Ich denke, dass du bis heute fühlst, oder glaubst, dass ich dir etwas weggenommen habe. Dass ich bevorzugt wurde. Dass ich es leichter hatte. Dafür hasst du mich. Ich wünsche mir aber so sehr, du könntest sehen, dass meine Rolle nicht die bessere war. Sie war nur anders. Ich war als Person für die Mutter überhaupt nicht existent, ich musste einfach nur sein, was sie wollte, und dafür sorgen, dass es ihr gut ging.
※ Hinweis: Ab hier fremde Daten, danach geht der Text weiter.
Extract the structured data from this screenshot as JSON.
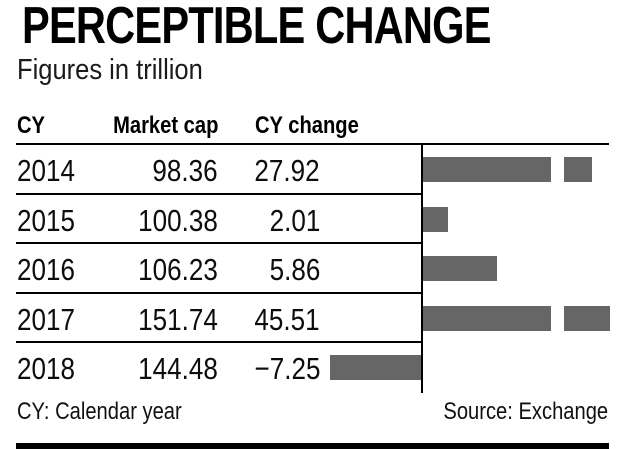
{
  "title": "PERCEPTIBLE CHANGE",
  "subtitle": "Figures in trillion",
  "table": {
    "columns": [
      "CY",
      "Market cap",
      "CY change"
    ],
    "rows": [
      {
        "cy": "2014",
        "market_cap": "98.36",
        "cy_change": "27.92"
      },
      {
        "cy": "2015",
        "market_cap": "100.38",
        "cy_change": "2.01"
      },
      {
        "cy": "2016",
        "market_cap": "106.23",
        "cy_change": "5.86"
      },
      {
        "cy": "2017",
        "market_cap": "151.74",
        "cy_change": "45.51"
      },
      {
        "cy": "2018",
        "market_cap": "144.48",
        "cy_change": "−7.25"
      }
    ]
  },
  "chart_data": {
    "type": "bar",
    "orientation": "horizontal",
    "title": "PERCEPTIBLE CHANGE",
    "subtitle": "Figures in trillion",
    "categories": [
      "2014",
      "2015",
      "2016",
      "2017",
      "2018"
    ],
    "series": [
      {
        "name": "Market cap",
        "values": [
          98.36,
          100.38,
          106.23,
          151.74,
          144.48
        ]
      },
      {
        "name": "CY change",
        "values": [
          27.92,
          2.01,
          5.86,
          45.51,
          -7.25
        ]
      }
    ],
    "plotted_series": "CY change",
    "baseline": 0,
    "grid": false,
    "legend": false,
    "truncated_bars": [
      "2014",
      "2017"
    ],
    "note": "Bars for 27.92 and 45.51 exceed the plot width and are drawn truncated with a detached overflow cap"
  },
  "footer": {
    "note": "CY: Calendar year",
    "source": "Source: Exchange"
  },
  "colors": {
    "bar": "#666666",
    "text": "#0d0d0d",
    "rule": "#000000",
    "background": "#ffffff"
  }
}
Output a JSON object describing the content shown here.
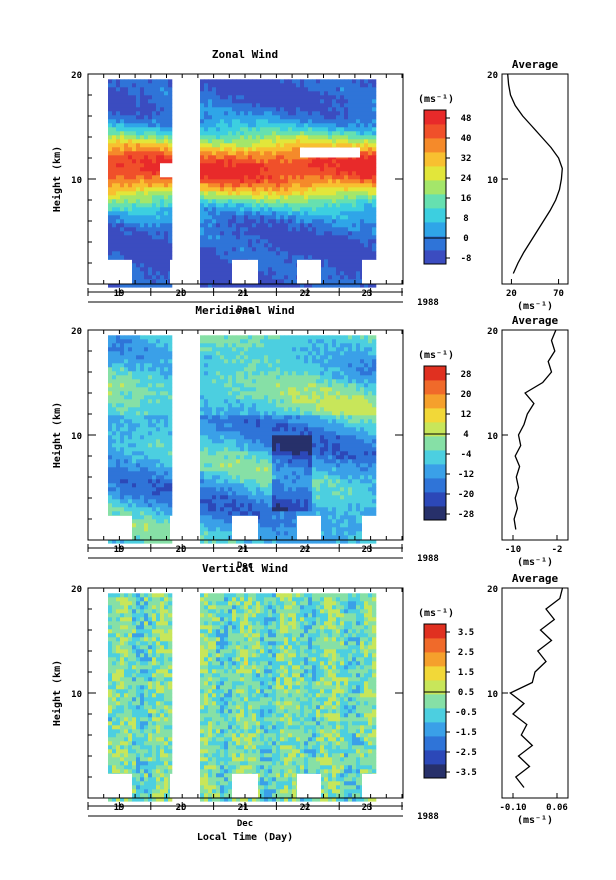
{
  "chart_data": [
    {
      "type": "heatmap",
      "title": "Zonal Wind",
      "ylabel": "Height (km)",
      "xlabel": "Dec",
      "year": "1988",
      "ylim": [
        0,
        20
      ],
      "yticks": [
        "10",
        "20"
      ],
      "xtick_labels": [
        "19",
        "20",
        "21",
        "22",
        "23"
      ],
      "colorbar": {
        "unit": "(ms⁻¹)",
        "tick_labels": [
          "48",
          "40",
          "32",
          "24",
          "16",
          "8",
          "0",
          "-8"
        ],
        "range": [
          -8,
          52
        ],
        "colors": [
          "#3b4cc0",
          "#2f74d8",
          "#2fa5e8",
          "#3ccfe0",
          "#66e0b0",
          "#a4e66a",
          "#e2e63a",
          "#f8c030",
          "#f58a2a",
          "#f0502a",
          "#e82a2a"
        ]
      },
      "average_profile": {
        "title": "Average",
        "xlabel": "(ms⁻¹)",
        "xtick_labels": [
          "20",
          "70"
        ],
        "xlim": [
          10,
          80
        ],
        "height": [
          1,
          2,
          3,
          4,
          5,
          6,
          7,
          8,
          9,
          10,
          11,
          12,
          13,
          14,
          15,
          16,
          17,
          18,
          19,
          20
        ],
        "value": [
          22,
          27,
          33,
          40,
          47,
          54,
          61,
          67,
          71,
          73,
          74,
          70,
          62,
          52,
          42,
          32,
          24,
          19,
          17,
          16
        ]
      }
    },
    {
      "type": "heatmap",
      "title": "Meridional Wind",
      "ylabel": "Height (km)",
      "xlabel": "Dec",
      "year": "1988",
      "ylim": [
        0,
        20
      ],
      "yticks": [
        "10",
        "20"
      ],
      "xtick_labels": [
        "19",
        "20",
        "21",
        "22",
        "23"
      ],
      "colorbar": {
        "unit": "(ms⁻¹)",
        "tick_labels": [
          "28",
          "20",
          "12",
          "4",
          "-4",
          "-12",
          "-20",
          "-28"
        ],
        "range": [
          -32,
          32
        ],
        "colors": [
          "#27306a",
          "#2c48b8",
          "#2f74d8",
          "#3aa0e8",
          "#4ccfe0",
          "#86e0a6",
          "#c8e65a",
          "#f2d838",
          "#f5a02c",
          "#f06a2a",
          "#e03020"
        ]
      },
      "average_profile": {
        "title": "Average",
        "xlabel": "(ms⁻¹)",
        "xtick_labels": [
          "-10",
          "-2"
        ],
        "xlim": [
          -12,
          0
        ],
        "height": [
          1,
          2,
          3,
          4,
          5,
          6,
          7,
          8,
          9,
          10,
          11,
          12,
          13,
          14,
          15,
          16,
          17,
          18,
          19,
          20
        ],
        "value": [
          -9.5,
          -9.8,
          -9.2,
          -9.6,
          -9.0,
          -9.4,
          -8.8,
          -9.6,
          -8.6,
          -9.0,
          -8.0,
          -7.4,
          -6.2,
          -7.8,
          -4.6,
          -3.0,
          -3.6,
          -2.4,
          -3.0,
          -2.2
        ]
      }
    },
    {
      "type": "heatmap",
      "title": "Vertical Wind",
      "ylabel": "Height (km)",
      "xlabel": "Dec",
      "year": "1988",
      "ylim": [
        0,
        20
      ],
      "yticks": [
        "10",
        "20"
      ],
      "xtick_labels": [
        "19",
        "20",
        "21",
        "22",
        "23"
      ],
      "main_xlabel": "Local Time (Day)",
      "colorbar": {
        "unit": "(ms⁻¹)",
        "tick_labels": [
          "3.5",
          "2.5",
          "1.5",
          "0.5",
          "-0.5",
          "-1.5",
          "-2.5",
          "-3.5"
        ],
        "range": [
          -4,
          4
        ],
        "colors": [
          "#27306a",
          "#2c48b8",
          "#2f74d8",
          "#3aa0e8",
          "#4ccfe0",
          "#86e0a6",
          "#c8e65a",
          "#f2d838",
          "#f5a02c",
          "#f06a2a",
          "#e03020"
        ]
      },
      "average_profile": {
        "title": "Average",
        "xlabel": "(ms⁻¹)",
        "xtick_labels": [
          "-0.10",
          "0.06"
        ],
        "xlim": [
          -0.14,
          0.1
        ],
        "height": [
          1,
          2,
          3,
          4,
          5,
          6,
          7,
          8,
          9,
          10,
          11,
          12,
          13,
          14,
          15,
          16,
          17,
          18,
          19,
          20
        ],
        "value": [
          -0.06,
          -0.09,
          -0.04,
          -0.08,
          -0.03,
          -0.07,
          -0.05,
          -0.1,
          -0.06,
          -0.11,
          -0.03,
          -0.02,
          0.02,
          -0.01,
          0.04,
          0.0,
          0.05,
          0.02,
          0.07,
          0.08
        ]
      }
    }
  ]
}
Deswegen kann ich das heute nicht mehr. Heute, wo sie alt wird und anfängt, ihre Kinder vielleicht mal wirklich zu brauchen, da kann und möchte ich nicht mehr die sein, die ihr zur verfügung steht. Deswegen rutschst du da jetzt rein. das macht dich noch wütender auf mich. Aber ich muss meine grenzen ziehen und du musst deine Grenzen ziehen.
Ich hab dich lieb.
deine Schwester Elefantenkind
Soviel für heute. Das ist anstrengend. Dahinter steckt die Sehnsucht, von ihr verstanden zu werden und mich mit ihr verbünden zu wollen. Die Sehnsucht, nicht mehr das einsame Kind sein zu müssen, sondern eine Schwester neben mir zu haben, mit der ich sprechen kann, mich austauschen kann, abgleichen kann. Die mich versteht, weil sie die Eltern kennt, die ich verstehe, weil ich dabei war. So eine große Sehnsucht. Ich weine.
Daneben steht die Vorsicht. Sie ist das nicht, die Schwester, sie ist gefährlich, denn sie kann so sehr verletzen, verurteilen, kränken, abwerten, hassen, unnachgiebig sein, unversöhnlich sein. Auch für sie bin ich das schwarze Schaf in der Familie.